Пробуждение в Русском обществе Славянского самосознания оживит и разовьёт в размерах едва предугадываемых, общение России с землями Славянскими установит самые разнообразные, тесные сношения и связи Русского народа со всеми Славянскими племенами. Вместе с этим распространится и утвердится у нас потребность глубокого, всестороннего изучения всех Славянских земель, самого подробного их описания, возрастёт и число Русских путешественников по Славянским землям с целями самыми разнообразными, сознается, наконец, и необходимость целых учёных экспедиций в Славянские земли, входящие в состав двух дряхлых империй.
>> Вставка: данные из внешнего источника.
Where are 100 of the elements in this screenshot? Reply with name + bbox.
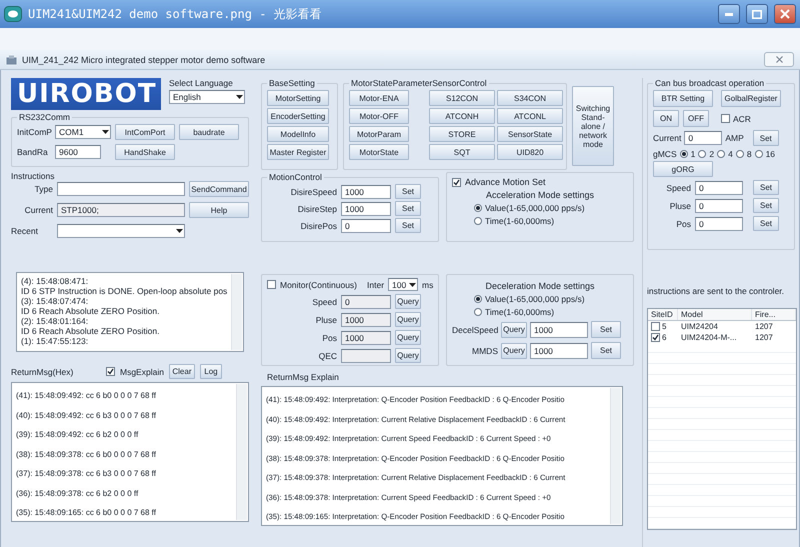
button[interactable]: S34CON (497, 90, 563, 106)
close-button[interactable] (764, 52, 794, 67)
checkbox[interactable] (452, 178, 461, 186)
radio-button[interactable] (736, 150, 744, 158)
button[interactable]: SendCommand (189, 181, 249, 197)
button[interactable]: BTR Setting (653, 90, 713, 107)
button[interactable]: Set (591, 321, 621, 338)
input-field[interactable]: 0 (341, 218, 391, 232)
button[interactable]: Set (395, 201, 421, 216)
button[interactable]: Set (753, 198, 779, 213)
radio-button[interactable] (474, 217, 482, 225)
radio-button[interactable] (698, 150, 706, 158)
button[interactable]: GolbalRegister (721, 90, 781, 107)
minimize-button[interactable] (718, 4, 740, 24)
input-field[interactable]: 9600 (55, 145, 101, 159)
mode-switch-button[interactable]: Switching Stand-alone / network mode (572, 86, 614, 166)
input-field[interactable]: 0 (695, 198, 743, 212)
button[interactable]: Query (395, 348, 421, 363)
radio-button[interactable] (754, 150, 763, 158)
button[interactable]: S12CON (429, 90, 495, 106)
checkbox[interactable] (721, 114, 730, 123)
button[interactable]: Query (395, 312, 421, 327)
input-field[interactable]: 0 (695, 180, 743, 194)
button[interactable]: Set (753, 180, 779, 195)
input-field[interactable] (57, 182, 185, 196)
checkbox[interactable] (651, 322, 660, 331)
button[interactable]: Clear (168, 364, 195, 379)
input-field[interactable]: 0 (341, 294, 391, 308)
button[interactable]: SensorState (497, 126, 563, 142)
button[interactable]: Query (395, 330, 421, 345)
message-line: (38): 15:48:09:378: cc 6 b0 0 0 0 7 68 ff (16, 448, 157, 461)
button[interactable]: MotorSetting (267, 90, 329, 106)
checkbox[interactable] (106, 367, 115, 376)
button[interactable]: SQT (429, 144, 495, 160)
table-cell: 5 (662, 322, 666, 331)
button[interactable]: Query (501, 342, 527, 358)
message-line: (36): 15:48:09:378: cc 6 b2 0 0 0 ff (16, 488, 140, 500)
input-field[interactable]: 1000 (341, 330, 391, 344)
button[interactable]: EncoderSetting (267, 108, 329, 124)
button[interactable]: ATCONL (497, 108, 563, 124)
scrollbar[interactable] (231, 274, 242, 350)
recent-dropdown[interactable] (57, 224, 185, 238)
input-field[interactable] (341, 348, 391, 362)
button[interactable]: OFF (683, 110, 709, 127)
input-field[interactable]: STP1000; (57, 203, 185, 217)
button[interactable]: gORG (653, 161, 713, 177)
input-field[interactable]: 1000 (341, 202, 391, 216)
button[interactable]: STORE (429, 126, 495, 142)
field-label: AMP (725, 133, 744, 143)
radio-button[interactable] (680, 150, 688, 158)
language-dropdown[interactable]: English (169, 90, 245, 104)
checkbox[interactable] (651, 333, 660, 342)
group-label: MotionControl (268, 172, 323, 182)
button[interactable]: Set (752, 130, 779, 146)
button[interactable]: Master Register (267, 144, 329, 160)
input-field[interactable]: 1000 (530, 322, 588, 338)
column-header[interactable]: Model (678, 309, 752, 320)
radio-button[interactable] (717, 150, 726, 158)
scrollbar[interactable] (236, 384, 247, 520)
button[interactable]: IntComPort (115, 124, 175, 140)
checkbox[interactable] (267, 280, 276, 289)
field-label: ms (422, 280, 434, 290)
radio-button[interactable] (474, 204, 482, 212)
button[interactable]: Help (189, 202, 249, 218)
interval-dropdown[interactable]: 100 (388, 278, 418, 291)
column-header[interactable]: SiteID (648, 309, 678, 320)
maximize-button[interactable] (746, 4, 768, 24)
button[interactable]: HandShake (115, 144, 175, 160)
button[interactable]: Query (501, 322, 527, 338)
button[interactable]: Log (200, 364, 222, 379)
close-button[interactable] (774, 4, 796, 24)
button[interactable]: ModelInfo (267, 126, 329, 142)
input-field[interactable]: 0 (684, 131, 722, 145)
button[interactable]: ON (653, 110, 679, 127)
button[interactable]: Query (395, 294, 421, 309)
input-field[interactable]: 1000 (341, 312, 391, 326)
button[interactable]: Set (753, 216, 779, 231)
logo: UIROBOT (11, 78, 161, 110)
button[interactable]: Set (395, 184, 421, 199)
button[interactable]: Motor-OFF (349, 108, 409, 124)
button[interactable]: MotorState (349, 144, 409, 160)
button[interactable]: Motor-ENA (349, 90, 409, 106)
log-line: (1): 15:47:55:123: (21, 336, 90, 346)
port-dropdown[interactable]: COM1 (55, 125, 111, 139)
input-field[interactable]: 0 (695, 216, 743, 230)
input-field[interactable]: 1000 (341, 184, 391, 198)
input-field[interactable]: 1000 (530, 342, 588, 358)
button[interactable]: Set (395, 218, 421, 233)
button[interactable]: Set (591, 342, 621, 359)
radio-button[interactable] (474, 295, 482, 303)
radio-button[interactable] (474, 308, 482, 316)
button[interactable]: baudrate (179, 124, 239, 140)
button[interactable]: MotorParam (349, 126, 409, 142)
column-header[interactable]: Fire... (752, 309, 796, 320)
button[interactable]: UID820 (497, 144, 563, 160)
button[interactable]: ATCONH (429, 108, 495, 124)
field-label: Select Language (169, 78, 233, 88)
field-label: 2 (709, 149, 714, 159)
scrollbar[interactable] (610, 388, 621, 524)
app-icon (4, 6, 22, 22)
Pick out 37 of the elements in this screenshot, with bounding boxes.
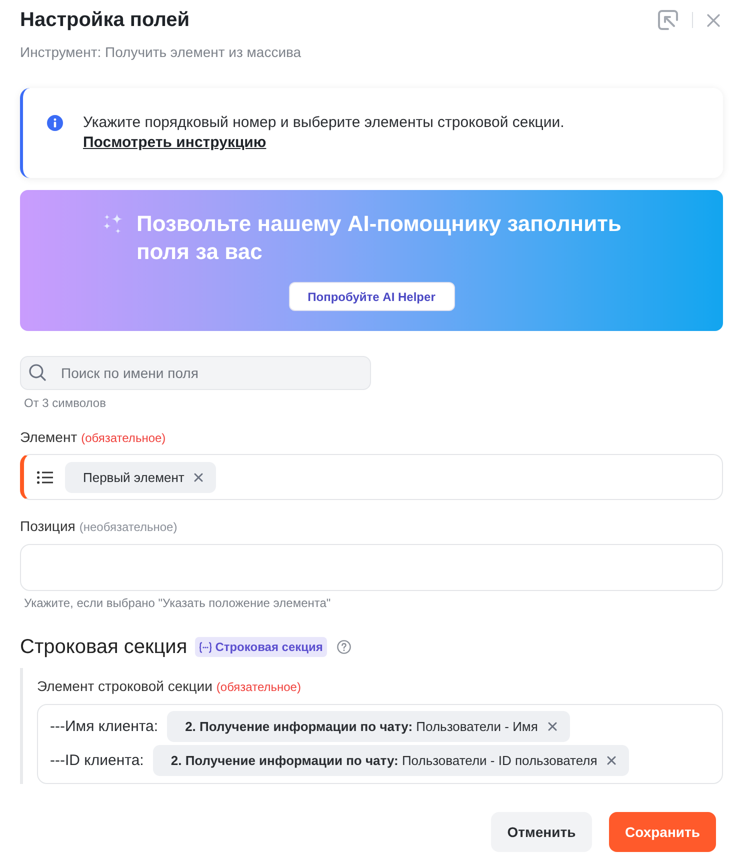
remove-icon[interactable] [194, 472, 204, 482]
ai-banner-title: Позвольте нашему AI-помощнику заполнить поля за вас [136, 210, 622, 266]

Такова, в главных чертах, тесная внутренняя связь изучения Славянства с успехами Русской образованности, Русского искусства и науки. Легко понять, что столь же благотворное влияние должно оно оказывать и на успехи Русской гражданственности. Историческое изучение права несомненно влияет на развитие действующего законодательства и юридической практики, а история Русского права, ещё слабо разработанная, должна много выиграть от сравнительно-исторического изучения социального и экономического быта, внутренней и внешней политики России и прежних Славянских государств. Одно ясное уразумение и твёрдое признание необходимости историко-сравнительного изучения Русского и Славянского права уже и тем подействует благодетельно, что уничтожит в нашем обществе слишком дешёвую, но не невинную привычку и страсть без толку и критики принимать все новейшие теории юридические, экономические, социальные, лишь бы они были новейшие и иностранные, и с неразумною ревностью испытывать и применять их в России. Вообще, изучение Славянского мира и пробуждение в Русском обществе Славянского самосознания укрепит и соберет разметавшуюся Русскую мысль и дряблую волю, сосредоточит наше рассеянное общественное сознание, приучит нас, для излечения наших язв и недостатков, обращаться не за море, ожидать спасения не из чужа, искать и находить его не вне нас, а в себе самих, в своём собственном усовершенствовании, во всестороннем развитии наших внутренних сил, в подъёме народного духа, в свободе и оживлении народного труда.

В Русском общественном сознании носятся самые разнообразные и часто совершенно противоречивые учения или отрывки понадёрганных нами учений, без разбора перенесённые с Запада на Русскую почву. Выросшие там, под особенными историческими и местными условиями, все эти различные теории очень часто находятся в решительном несогласии с основными воззрениями Русского народа, с нашим просветительным началом, так что для нас является крайняя необходимость философской и исторической критики просветительных начал Греко-Славянского и Романо-Германского мира, строго научного разбора и определения их особенностей и их взаимных отношений.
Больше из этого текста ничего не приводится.